Rumph next asserts as error the scoring of 14 points for victim injury under the uniform guidelines scoresheet because it is not an element of the offense of robbery. We disagree. Florida Rule of Criminal Procedure 3.701(d)(7) provides:
Victim injury shall be scored for each victim physically injured during a criminal episode or transaction.
The court-made rule as enunciated in Grandison v. State, 506 So.2d 74 (Fla. 5th DCA 1987) and Hendry v. State, 460 So.2d 589 (Fla. 2d DCA 1984) holding that victim injury can only be scored if it is an element of the criminal offense, has been superseded by an amendment to the committee notes commenting upon the sentencing guidelines. The 1985 Amendments to Committee Notes interpreting rule 3.701(d)(7) contained language supporting the court-evolved limitation on scoring victim injury as stated in Hendry and Grandison. The 1985 Committee Notes provided in part:
Victim injury shall be scored additionally for each count where victim injury is an element of each offense at conviction in excess of one count as to each victim. (emphasis added)

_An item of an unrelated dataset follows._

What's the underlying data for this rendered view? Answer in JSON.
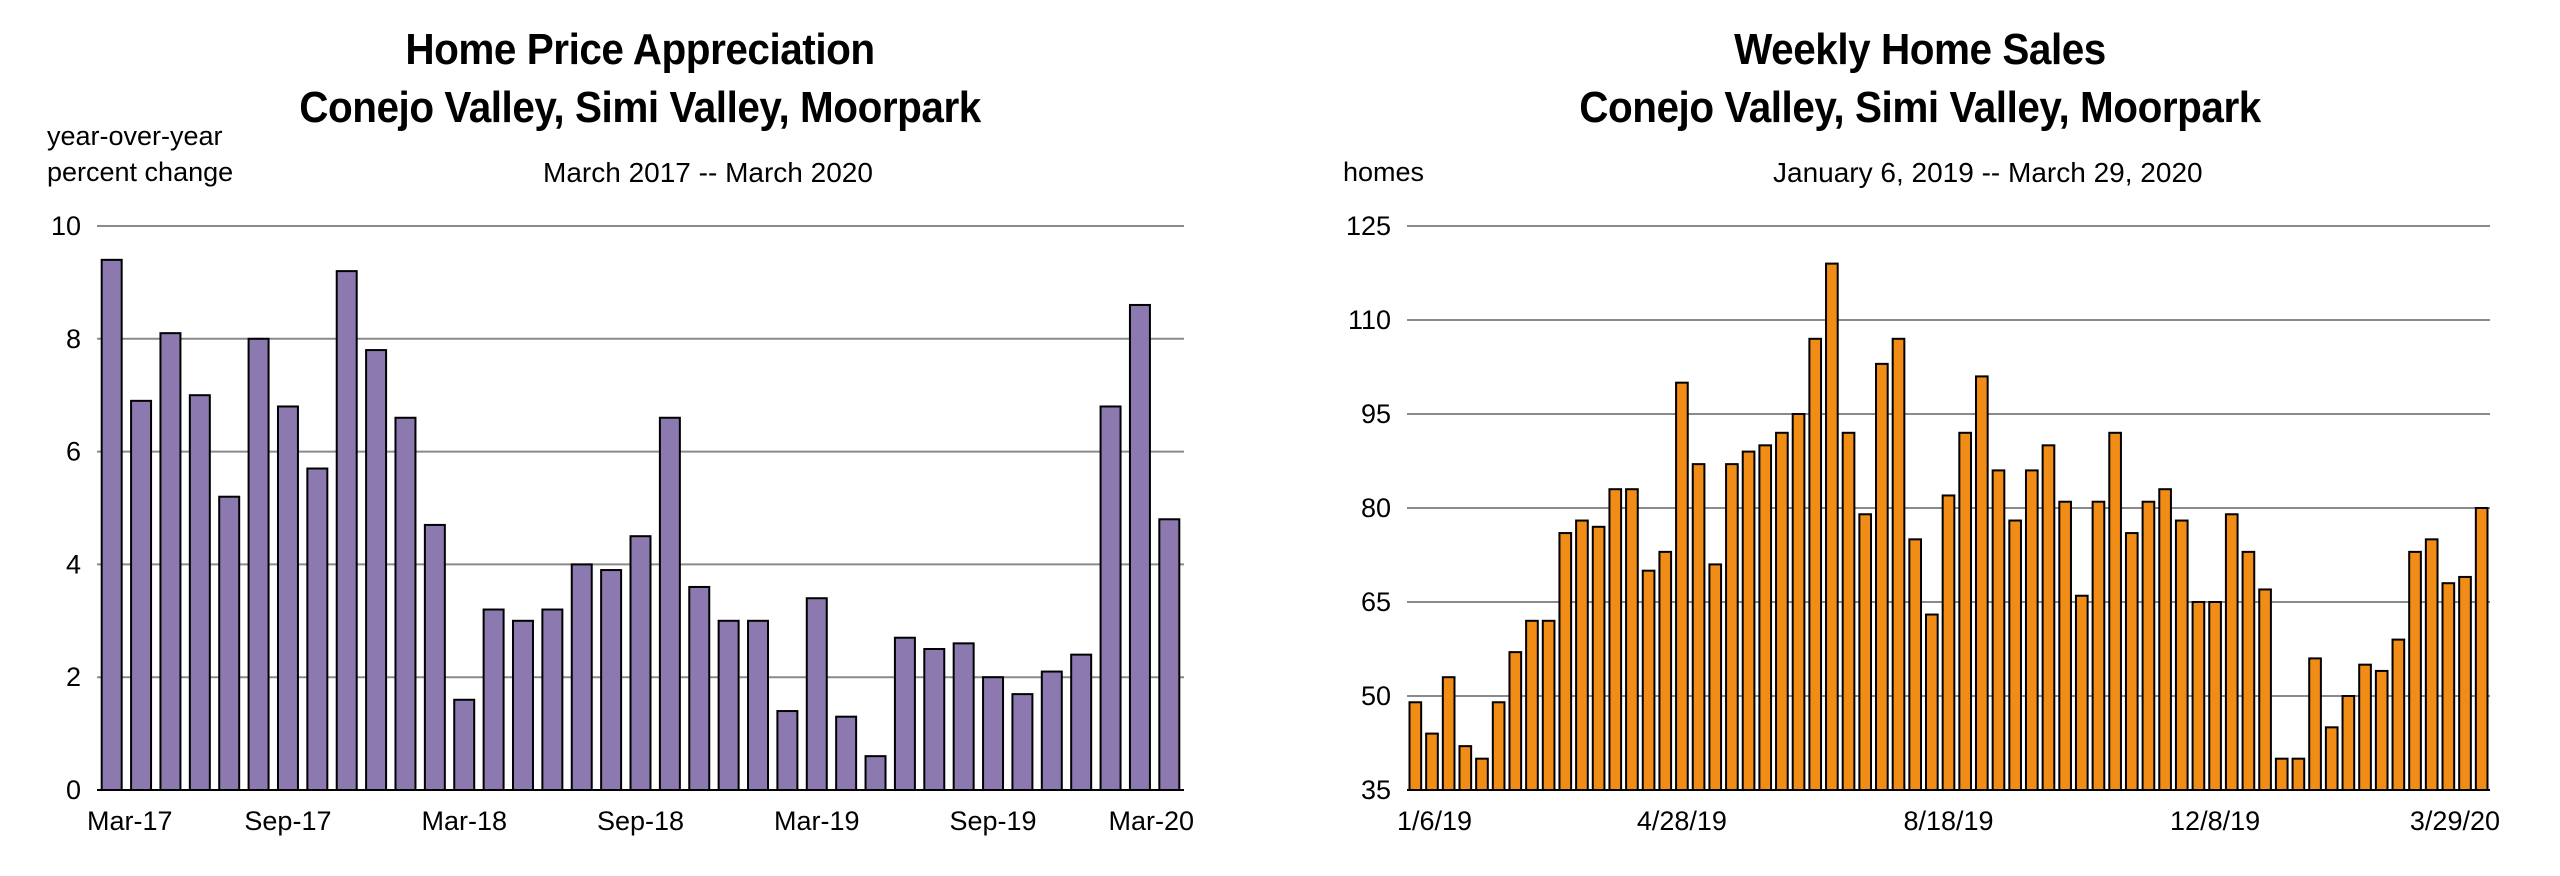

However, in 1987, and prior to the instant robbery, the element of the offense language in the Committee Notes was dropped. It now reads:
This provision implements the intention of the commission that points for victim injury be added for each victim injured during a criminal transaction or episode. The injury need not be an element of the crime for which the defendant is convicted, but is limited to physical trauma. (emphasis added)
The term physical trauma is used to distinguish the injury from one caused by psychic trauma. See, Florida Rules of Criminal Procedure Re Sentencing Guidelines (Rules 3.701 and 3.988), 509 So.2d 1088 (Fla. 1987).
It was therefore appropriate for the trial court to assess points for the injury occasioned by acts committed "in flight" after the taking of the property and thus deemed to have been done "in the course" of committing the robbery.
AFFIRMED.
SHARP, C.J., and DAUKSCH, J., concur.